Biology and Medicine

Overview of Various Molecular Diagnostic Methods

Jinying Lin^* Department of Immunology, the People’s Hospital of Guangxi Zhuang Autonomous Region, Nanning, People's Republic of China
^*Correspondence: Jinying Lin, Department of Immunology, the People’s Hospital of Guangxi Zhuang Autonomous Region, Nanning, People's Republic of China, Email:

Received: 22-Feb-2023, Manuscript No. BLM-23-20940; Editor assigned: 27-Feb-2023, Pre QC No. BLM-23-20940(PQ); Reviewed: 14-Mar-2023, QC No. BLM-23-20940; Revised: 21-Mar-2023, Manuscript No. BLM-23-20940(R); Published: 28-Mar-2023, DOI: 10.35248/0974-8369.23.15.554

Description

Disease diagnosis is an important step in modern medicine, and various methods have been developed over time to detect and identify the underlying causes of illnesses. In recent years, molecular methods have gained increasing prominence in disease diagnosis due to their high sensitivity, specificity, and speed. Molecular methods use the genetic material of pathogens or host organisms to detect, identify, and quantify diseases. The molecular methods of disease diagnosis includes Polymerase Chain Reaction (PCR), Nucleic Acid Amplification Tests (NAATs), and Next-Generation Sequencing (NGS).

PCR is a widely used molecular method that amplifies a specific segment of DNA or RNA in a sample to detect and identify pathogens. The technique relies on the ability of Taq polymerase to extend primers, which are short DNA sequences that bind to the target DNA or RNA. The primers flank the target sequence and define the region to be amplified. The PCR process involves three steps: Denaturation, annealing, and extension. Denaturation involves heating the DNA or RNA sample to separate the double-stranded DNA or RNA into single strands. Annealing involves cooling the sample to allow the primers to bind to the complementary target sequence. Extension involves raising the temperature again to allow Taq polymerase to extend the primers, resulting in the amplification of the target sequence. The amplified sequence can be detected by gel electrophoresis or other detection methods.

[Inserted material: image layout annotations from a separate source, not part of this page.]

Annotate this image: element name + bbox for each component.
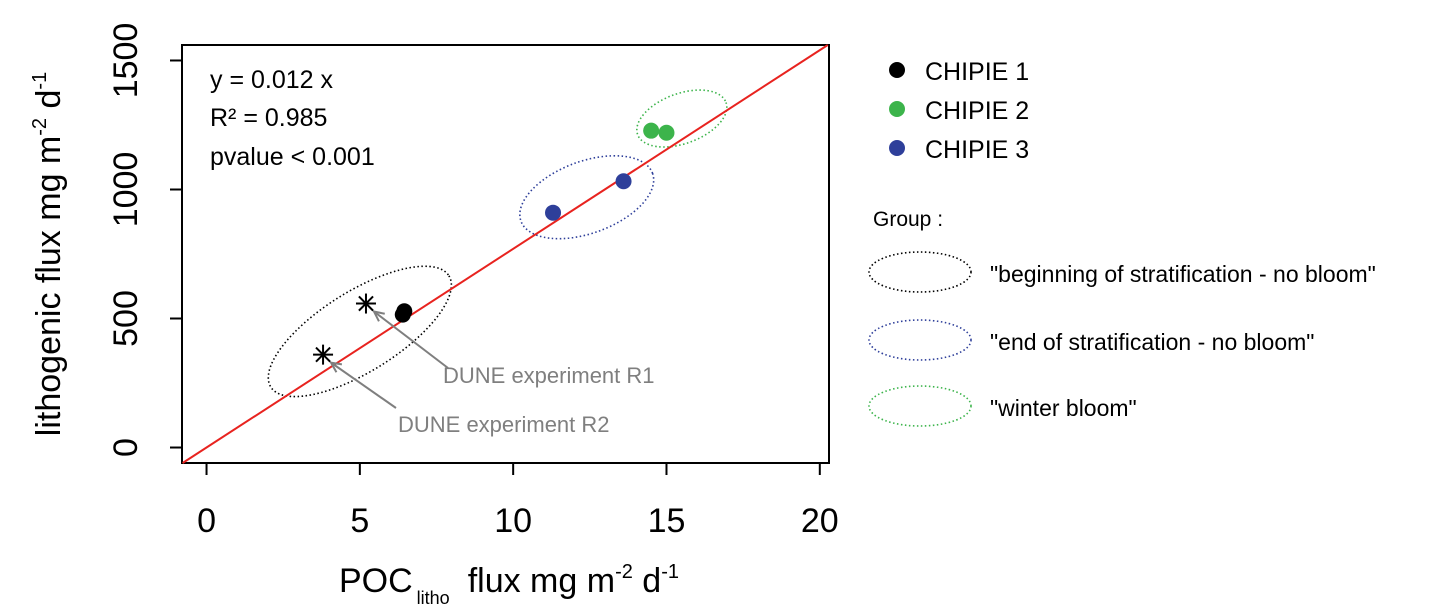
x-tick-label: 15: [648, 502, 686, 540]
data-points: [313, 122, 675, 365]
point-chipie-1: [396, 303, 413, 320]
y-axis-label: lithogenic flux mg m-2 d-1: [29, 72, 68, 436]
plot-frame: [181, 44, 830, 464]
x-axis-label: POC litho flux mg m-2 d-1: [339, 561, 679, 605]
x-tick-label: 0: [197, 502, 216, 540]
legend-label-chipie1: CHIPIE 1: [925, 58, 1029, 86]
stats-pvalue: pvalue < 0.001: [210, 143, 375, 171]
point-chipie-3: [615, 173, 632, 190]
legend-group-beginning: "beginning of stratification - no bloom": [990, 261, 1376, 287]
legend-marker-chipie2: [889, 101, 905, 117]
group-ellipse-2: [636, 89, 728, 148]
legend-ellipse-winter: [868, 385, 972, 427]
annotation-arrowhead: [329, 361, 343, 373]
annotation-arrowhead: [372, 310, 385, 322]
annotation-r2: DUNE experiment R2: [398, 412, 610, 437]
group-ellipse-1: [519, 154, 655, 240]
legend-label-chipie2: CHIPIE 2: [925, 97, 1029, 125]
legend-group-winter: "winter bloom": [990, 395, 1137, 421]
legend-group-title: Group :: [873, 208, 943, 231]
point-chipie-2: [658, 124, 675, 141]
asterisk-stroke: [315, 346, 331, 363]
point-asterisk: [313, 344, 334, 365]
group-ellipse-0: [267, 265, 453, 398]
y-tick-label: 1000: [107, 152, 145, 228]
axis-ticks: 0 5 10 15 20 0 500 1000 1500: [107, 23, 839, 540]
regression-line: [182, 44, 829, 464]
legend-label-chipie3: CHIPIE 3: [925, 136, 1029, 164]
x-tick-label: 10: [494, 502, 532, 540]
y-tick-label: 500: [107, 290, 145, 347]
legend-ellipse-beginning: [868, 251, 972, 293]
annotation-arrows: [329, 310, 449, 409]
group-ellipses: [267, 89, 728, 398]
legend-ellipse-end: [868, 319, 972, 361]
point-chipie-2: [643, 122, 660, 139]
y-tick-label: 0: [107, 438, 145, 457]
annotation-arrow: [373, 310, 449, 369]
annotation-arrow: [330, 361, 397, 409]
stats-equation: y = 0.012 x: [210, 66, 333, 94]
y-tick-label: 1500: [107, 23, 145, 99]
stats-box: y = 0.012 x R² = 0.985 pvalue < 0.001: [210, 66, 375, 171]
asterisk-stroke: [358, 295, 374, 312]
stats-r-squared: R² = 0.985: [210, 104, 327, 132]
x-tick-label: 20: [801, 502, 839, 540]
point-chipie-3: [545, 204, 562, 221]
legend-group-end: "end of stratification - no bloom": [990, 329, 1314, 355]
x-tick-label: 5: [350, 502, 369, 540]
legend: CHIPIE 1 CHIPIE 2 CHIPIE 3 Group : "begi…: [868, 58, 1376, 427]
annotation-r1: DUNE experiment R1: [443, 363, 655, 388]
legend-marker-chipie3: [889, 140, 905, 156]
legend-marker-chipie1: [889, 62, 905, 78]
point-asterisk: [355, 293, 376, 314]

NAATs are a group of molecular methods that use various amplification techniques to amplify nucleic acids from pathogens or host organisms. NAATs include PCR, Reverse Transcription PCR (RT-PCR), Loop-Mediated Isothermal Amplification (LAMP), and Strand Displacement Amplification (SDA). NAATs are highly sensitive and specific and can detect a wide range of pathogens, including viruses, bacteria, fungi, and parasites. These have several advantages over conventional methods, including faster turnaround times, lower detection limits, and the ability to detect multiple pathogens simultaneously. NGS is a powerful molecular method that can sequence millions of DNA or RNA fragments in parallel to detect and identify pathogens. NGS involves several steps, including library preparation, sequencing, and data analysis. Library preparation involves fragmenting the DNA or RNA sample and attaching sequencing adapters to the fragments. The fragments are then amplified by PCR to produce a sequence of DNA or RNA fragments. Sequencing involves using a sequencer to read the nucleotides in the fragments, generating millions of short reads. Data analysis involves aligning the short reads to a reference genome or assembling them into contigs to identify the pathogen. NGS can detect and identify pathogens with high accuracy and speed, making it a valuable tool in disease diagnosis.

Molecular methods are highly specific, enabling the detection and identification of pathogens with a high degree of accuracy. These methods can detect multiple pathogens simultaneously, enabling the diagnosis of co-infections and mixed infections. These are less prone to contamination than conventional methods, reducing the risk of false positives. These methods enable the rapid and accurate detection and identification of pathogens, enabling early diagnosis and treatment of diseases. Molecular methods have high specificity, sensitivity, speed, and the ability to detect multiple pathogens simultaneously. These are likely to continue to play an increasingly important role in disease diagnosis in the future, as new technologies and techniques continue to be developed.